Il ne put se répondre. Mais le peu de lumière reçu tout à l’heure persistait dans les ténèbres de son âme. Ce soir là, du moins, il ne fut plus question de jeter la bombe.

CHAPITRE XIII

En quittant la veuve, Charles se sentit donc incapable de poursuivre son dessein. Ses nerfs, surtendus depuis la minute où il avait décidé de frapper Legranpan, se relâchèrent. Il ne se trouva plus en mesure de maintenir le paroxysme de fureur concentrée qui le déterminait au meurtre. Quand l’émotion bienfaisante qu’il venait de ressentir se dissipa, il essaya bien de renouer le fil de ses méditations homicides, il eut honte d’avoir cédé à ce qu’il appelait « l’illusion religieuse ». Mais il ne réussit pas à s’en irriter. Une fatigue immense l’accablait, l’empêchait de penser. Il n’eut plus qu’un désir : rentrer chez lui et se reposer.

Vers neuf heures du soir, il avait regagné la place Médicis et il pénétrait dans son appartement. Louise Larbriselle et Paul Paulette étaient là qui veillaient Chériat assoupi. Robert Abry devait les remplacer vers minuit, car il fallait qu’il y eût sans cesse quelqu’un auprès du moribond pour l’assister dans les crises de suffocation qui se multipliaient, d’autant que la fin approchait.

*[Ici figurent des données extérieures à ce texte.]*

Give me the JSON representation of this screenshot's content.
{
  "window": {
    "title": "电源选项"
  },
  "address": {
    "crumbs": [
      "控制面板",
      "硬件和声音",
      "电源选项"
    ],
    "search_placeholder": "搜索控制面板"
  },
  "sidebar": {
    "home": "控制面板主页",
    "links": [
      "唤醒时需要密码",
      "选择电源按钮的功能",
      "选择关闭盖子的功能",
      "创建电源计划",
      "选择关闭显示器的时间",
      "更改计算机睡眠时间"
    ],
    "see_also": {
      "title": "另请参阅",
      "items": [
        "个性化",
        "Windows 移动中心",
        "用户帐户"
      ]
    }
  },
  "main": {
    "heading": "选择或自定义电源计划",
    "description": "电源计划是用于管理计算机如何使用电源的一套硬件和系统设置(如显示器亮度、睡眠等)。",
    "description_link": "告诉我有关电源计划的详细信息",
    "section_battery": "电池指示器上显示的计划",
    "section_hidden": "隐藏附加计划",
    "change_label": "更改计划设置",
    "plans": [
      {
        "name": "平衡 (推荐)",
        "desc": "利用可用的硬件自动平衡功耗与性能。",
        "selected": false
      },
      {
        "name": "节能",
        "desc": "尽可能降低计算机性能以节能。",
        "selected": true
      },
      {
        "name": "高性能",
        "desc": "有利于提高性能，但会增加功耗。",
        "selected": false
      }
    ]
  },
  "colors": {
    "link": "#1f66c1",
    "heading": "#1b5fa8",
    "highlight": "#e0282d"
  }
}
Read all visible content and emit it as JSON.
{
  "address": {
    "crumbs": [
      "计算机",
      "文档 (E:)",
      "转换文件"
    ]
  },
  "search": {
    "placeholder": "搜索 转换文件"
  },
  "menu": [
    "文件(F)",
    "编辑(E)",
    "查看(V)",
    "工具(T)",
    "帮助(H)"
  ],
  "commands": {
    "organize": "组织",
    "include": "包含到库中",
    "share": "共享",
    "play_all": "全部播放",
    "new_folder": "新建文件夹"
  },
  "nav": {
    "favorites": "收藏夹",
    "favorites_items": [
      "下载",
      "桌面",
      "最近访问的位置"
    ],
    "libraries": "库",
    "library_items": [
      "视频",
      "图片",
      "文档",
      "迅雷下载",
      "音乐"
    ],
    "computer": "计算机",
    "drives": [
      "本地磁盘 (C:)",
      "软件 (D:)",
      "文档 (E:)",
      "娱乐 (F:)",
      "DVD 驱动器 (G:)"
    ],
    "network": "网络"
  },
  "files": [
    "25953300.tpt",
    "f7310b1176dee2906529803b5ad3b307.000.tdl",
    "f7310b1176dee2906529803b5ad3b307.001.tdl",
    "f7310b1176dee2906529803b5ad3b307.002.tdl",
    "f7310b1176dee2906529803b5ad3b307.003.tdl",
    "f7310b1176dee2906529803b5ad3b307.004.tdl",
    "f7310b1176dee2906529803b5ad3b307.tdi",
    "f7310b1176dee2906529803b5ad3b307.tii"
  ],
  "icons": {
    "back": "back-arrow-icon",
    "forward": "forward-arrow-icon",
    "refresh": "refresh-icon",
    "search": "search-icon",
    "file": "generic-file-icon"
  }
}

L’institutrice et le chansonnier s’étaient un peu étonnés que Charles tolérât les visites de Robert et lui permît d’entretenir Chériat. Mais comme il était manifeste que celui-ci revenait, de tout cœur, à la foi et puisait de l’énergie dans ces colloques, ils s’étaient abstenus de ces réflexions ineptes dont les incrédules font volontiers parade lorsqu’ils se trouvent en présence de croyants. Au surplus, ni l’un ni l’autre n’étaient de ces sectaires qui hurlent et se démènent à la seule approche d’une âme en Dieu. Esprits altruistes, dévoyés dans la Révolution, ils se méfiaient du christianisme parce que, dès toujours, ils avaient été nourris de rabâcheries anticléricales ; mais ils étaient trop foncièrement bons pour ne pas être touchés de l’extrême charité qui ressortait des paroles et des moindres actions de Robert. Aussi tous trois s’entendaient-ils fort bien pour soigner le mourant.

Charles leur demanda brièvement et tout bas des nouvelles de Chériat. Apprenant que son état restait stationnaire, il les engagea à s’en aller chez eux prendre du repos, ajoutant qu’il veillerait lui-même jusqu’à ce que Robert vînt.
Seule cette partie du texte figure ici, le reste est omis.